(Ilustración: Giovanni Tazza)
(Ilustración: Giovanni Tazza)
Richard Webb

La estrella mediática del día es la . El tema es una constante en el teatro político, pero rara vez ha tenido los rátings de los que goza en la cartelera actual. Sin embargo, la ola de denuncia y de opinión acalorada que se ha suscitado aporta muy poco en cuanto a soluciones prácticas.

Una razón es lo mañoso del término. Hablar de “corrupción” es hablar de algo que vive en la estratósfera del mundo político, no en la tierra que pisa el sufrido ciudadano. Para una mayoría de la población, la evasión de normas y el pago rutinario de pequeñas coimas son necesidades de sobrevivencia que no se comparan con las tácticas para el enriquecimiento del político o funcionario corrupto. El problema es que tanto el gran pecado del funcionario como el pecadillo del ciudadano son hechuras fabricadas del mismo barro humano: una población con deficiencia moral. ¿De dónde van a salir entonces los que reemplazarán a los funcionarios removidos por corrupción? Con acusaciones e investigaciones y condenas a selectos funcionarios podemos seguir distrayéndonos, pero será poco el avance hacia una verdadera moralización si no logramos mejorar la calidad del barro humano en general.

¿Cómo se logra un país más moral? Un concepto muy tradicional es que la calidad moral se encuentra ligada a la clase social. La frase “tener clase”, incluso, tiene ese doble sentido: pertenecer a una categoría más alta en cuanto a nivel socioeconómico y linaje, y tener calidad moral. Más allá de su función autoafirmativa, el concepto no ofrece un instrumento de moralización, aunque sí ha jugado un papel en la formulación de políticas, en particular el de la apuesta por la creación de una clase media que, según la estrategia, sería un grupo no solo políticamente conservador sino además de “mejor” clase humana.

Pero un estudio reciente realizado en Estados Unidos parece indicar que la relación entre el sentir ético y la clase social es exactamente al revés de lo que afirma la creencia. Los choferes de carros más lujosos, por ejemplo, hacían caso omiso a las reglas de tránsito mucho más que los que manejaban carros viejos. En esquinas con cruce para peatones, la mitad de los choferes privilegiados hacía caso omiso al derecho del peatón, algo que no ocurrió con ninguno de los otros conductores. Los ricos, además, resultaron más propensos a esconder ingresos en sus declaraciones para el pago del Impuesto a la Renta, más propensos a la infidelidad hacia sus parejas, a robar en los supermercados, a ser tramposos en los juegos y, muchas veces, a ser menos caritativos.

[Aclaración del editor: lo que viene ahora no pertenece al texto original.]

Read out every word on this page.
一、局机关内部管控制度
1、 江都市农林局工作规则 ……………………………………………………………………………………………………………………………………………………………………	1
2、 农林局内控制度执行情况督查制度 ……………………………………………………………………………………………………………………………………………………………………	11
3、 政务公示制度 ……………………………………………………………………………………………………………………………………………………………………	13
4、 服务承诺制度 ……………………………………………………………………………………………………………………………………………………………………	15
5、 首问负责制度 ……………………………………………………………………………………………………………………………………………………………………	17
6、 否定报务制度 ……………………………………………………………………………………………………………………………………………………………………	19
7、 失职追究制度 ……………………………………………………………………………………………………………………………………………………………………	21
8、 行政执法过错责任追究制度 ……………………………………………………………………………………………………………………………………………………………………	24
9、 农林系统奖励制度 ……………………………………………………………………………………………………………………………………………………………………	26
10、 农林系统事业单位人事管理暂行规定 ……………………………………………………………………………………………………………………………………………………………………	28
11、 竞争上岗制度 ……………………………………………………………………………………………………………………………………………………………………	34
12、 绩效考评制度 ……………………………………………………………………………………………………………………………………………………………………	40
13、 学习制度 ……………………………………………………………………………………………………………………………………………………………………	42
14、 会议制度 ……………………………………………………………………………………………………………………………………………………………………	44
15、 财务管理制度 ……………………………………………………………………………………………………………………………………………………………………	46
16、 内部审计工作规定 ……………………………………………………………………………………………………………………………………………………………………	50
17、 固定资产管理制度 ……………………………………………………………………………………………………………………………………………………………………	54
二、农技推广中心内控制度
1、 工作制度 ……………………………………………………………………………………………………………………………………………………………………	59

La estrategia más citada como instrumento de moralización es la educación y con frecuencia se pide un regreso de la educación cívica. Mi opinión es que la educación moral, en un 90%, se recibe en el hogar y en la comunidad, no en escuelas. Si los resultados comentados crean dudas acerca de la relación entre el nivel educativo y la moral, otras noticias ahondan dicha inseguridad. Me refiero a los chocantes descubrimientos con relación a los abusos sexuales de niños cometidos por sacerdotes católicos. Ya habíamos tenido noticias de casos en el Perú, en Chile y en Alemania, pero la semana pasada se divulgaron resultados particularmente documentados en el estado de Pensilvania (Estados Unidos), donde los abusos se habían vuelto prácticas de redes de sacerdotes que se ayudaban y se encubrían mutuamente. ¿Y la educación? ¿Acaso los sacerdotes no reciben una educación excepcionalmente larga y completa, y además con un contenido fuertemente moral? El caso crea dudas no solo acerca del poder moralizante de la educación formal sino también del poder de la religiosidad.

La historia del control del comportamiento antisocial es casi la historia de la civilización y en toda etapa anterior ese control ha sido objeto de una combinación de estrategias, algunas dirigidas al civismo voluntario, otras a los instrumentos de control estatal. Pero la modernización viene a complicar lo que se ha aprendido en el pasado, en especial por la extraordinaria libertad individual que traen los nuevos instrumentos de conexión, de información y de movimiento, una libertad que no tiene paralelo en la historia. En mi opinión, esa nueva autonomía personal está rebasando los instrumentos de control social heredados. Es vital repensar las fórmulas para la moralidad, que es la base de toda comunidad.